Irish Jew Gus Simons, for instance, in the title story, has moved to post-war London and is anxious to prove his wealth and worldliness to the locals in his favourite cocktail bar.

But Gus is not so well off as he'd like others to believe and consequently involves himself in little charades which, he thinks, mark him as a man of means.

So "you always take a taxi even when it is as quick to walk, because that proves that half a crown here and there means nothing to you". He takes a taxi home, too. Well, at least as far as the nearest tube station once he's seen his wealthy female friends safely home.

Poverty is not always grinding in these stories, nor is it always Irish-owned. But it is most often suffered by unmarried ladies of a certain age.

The straitened circumstances of Miss Chessum, still renting a bedsit in her twilight years, is scrupulously depicted in The Surplus Week-end.

By contrast, her visiting niece's seeming familiarity with comfort and high living seems, in Miss Chessum's eyes to be… well, surplus. The niece "had the programme all fixed, and it included lavishing expensive meals on Auntie Jennie whom she knew to be so very poor". But fixed programmes often go the same way as best laid plans, and they certainly do so in this gorgeous vignette.
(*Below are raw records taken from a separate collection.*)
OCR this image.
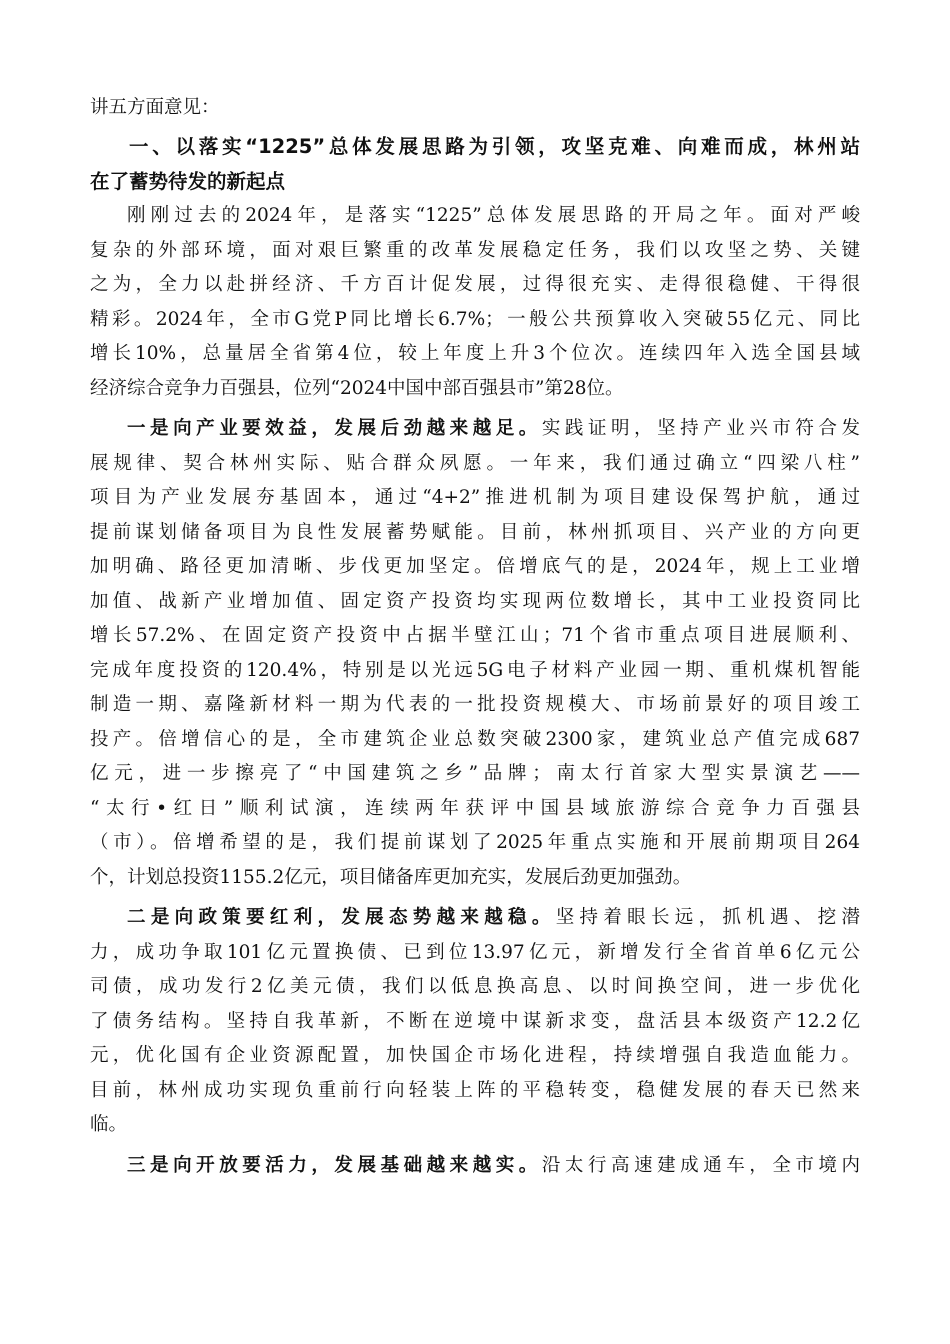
讲五方面意见：
一、以落实“1225”总体发展思路为引领，攻坚克难、向难而成，林州站
在了蓄势待发的新起点
刚刚过去的2024年，是落实“1225”总体发展思路的开局之年。面对严峻
复杂的外部环境，面对艰巨繁重的改革发展稳定任务，我们以攻坚之势、关键
之为，全力以赴拼经济、千方百计促发展，过得很充实、走得很稳健、干得很
精彩。2024年，全市G党P同比增长6.7%；一般公共预算收入突破55亿元、同比
增长10%，总量居全省第4位，较上年度上升3个位次。连续四年入选全国县域
经济综合竞争力百强县，位列“2024中国中部百强县市”第28位。
一是向产业要效益，发展后劲越来越足。实践证明，坚持产业兴市符合发
展规律、契合林州实际、贴合群众夙愿。一年来，我们通过确立“四梁八柱”
项目为产业发展夯基固本，通过“4+2”推进机制为项目建设保驾护航，通过
提前谋划储备项目为良性发展蓄势赋能。目前，林州抓项目、兴产业的方向更
加明确、路径更加清晰、步伐更加坚定。倍增底气的是，2024年，规上工业增
加值、战新产业增加值、固定资产投资均实现两位数增长，其中工业投资同比
增长57.2%、在固定资产投资中占据半壁江山；71个省市重点项目进展顺利、
完成年度投资的120.4%，特别是以光远5G电子材料产业园一期、重机煤机智能
制造一期、嘉隆新材料一期为代表的一批投资规模大、市场前景好的项目竣工
投产。倍增信心的是，全市建筑企业总数突破2300家，建筑业总产值完成687
亿元，进一步擦亮了“中国建筑之乡”品牌；南太行首家大型实景演艺——
“太行•红日”顺利试演，连续两年获评中国县域旅游综合竞争力百强县
（市）。倍增希望的是，我们提前谋划了2025年重点实施和开展前期项目264
个，计划总投资1155.2亿元，项目储备库更加充实，发展后劲更加强劲。
二是向政策要红利，发展态势越来越稳。坚持着眼长远，抓机遇、挖潜
力，成功争取101亿元置换债、已到位13.97亿元，新增发行全省首单6亿元公
司债，成功发行2亿美元债，我们以低息换高息、以时间换空间，进一步优化
了债务结构。坚持自我革新，不断在逆境中谋新求变，盘活县本级资产12.2亿
元，优化国有企业资源配置，加快国企市场化进程，持续增强自我造血能力。
目前，林州成功实现负重前行向轻装上阵的平稳转变，稳健发展的春天已然来
临。
三是向开放要活力，发展基础越来越实。沿太行高速建成通车，全市境内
Expatriate is also a story about poverty, in this instance far more extreme.

A single British woman is forced to find herself new lodgings in her adopted city of Rome, but can't find anything she can afford. She regularly goes hungry but - like Gus Simons in Cocktail Bar - she is obsessed with keeping up appearances.

She considers resuming her old profession of giving English lessons, but can't teach without having a decent room and can't get a decent room on her income. Nevertheless she spends her days assuring passing English and American tourists that she is, indeed, living the dolce vita.

Which Bright Cup is one of the longer pieces, a tale of the only choice open to so many Irish girls in the 1950s. Should young Sally, shrewd, pretty and vain, leave for New York or stay in the Irish midlands and marry the local farmer? She has an aunt in New York, willing to pay her fare and put her up. But she also has a relationship with a farmer in the village, more than 10 years her senior. If she stays she will be comfortable but stifled. If she goes, she might just miss her chance.

"Practically everything in the little girl's life was good and beautiful," is the opening line of The Holy Picture, a painful story about loss of innocence and the first flush of shame.

The unnamed little girl of the story befriends an Englishwoman staying in her mother's guesthouse, but is utterly humiliated at the woman's description of her "filthy" home and her much-loved "fat, dirty" mother.

New Island Books and Sinead Gleeson are to be warmly commended for resurrecting this fine collection and one can only hope that a renewed interest in Norah Hoult will see more of her out of print books enjoying a well-deserved renaissance.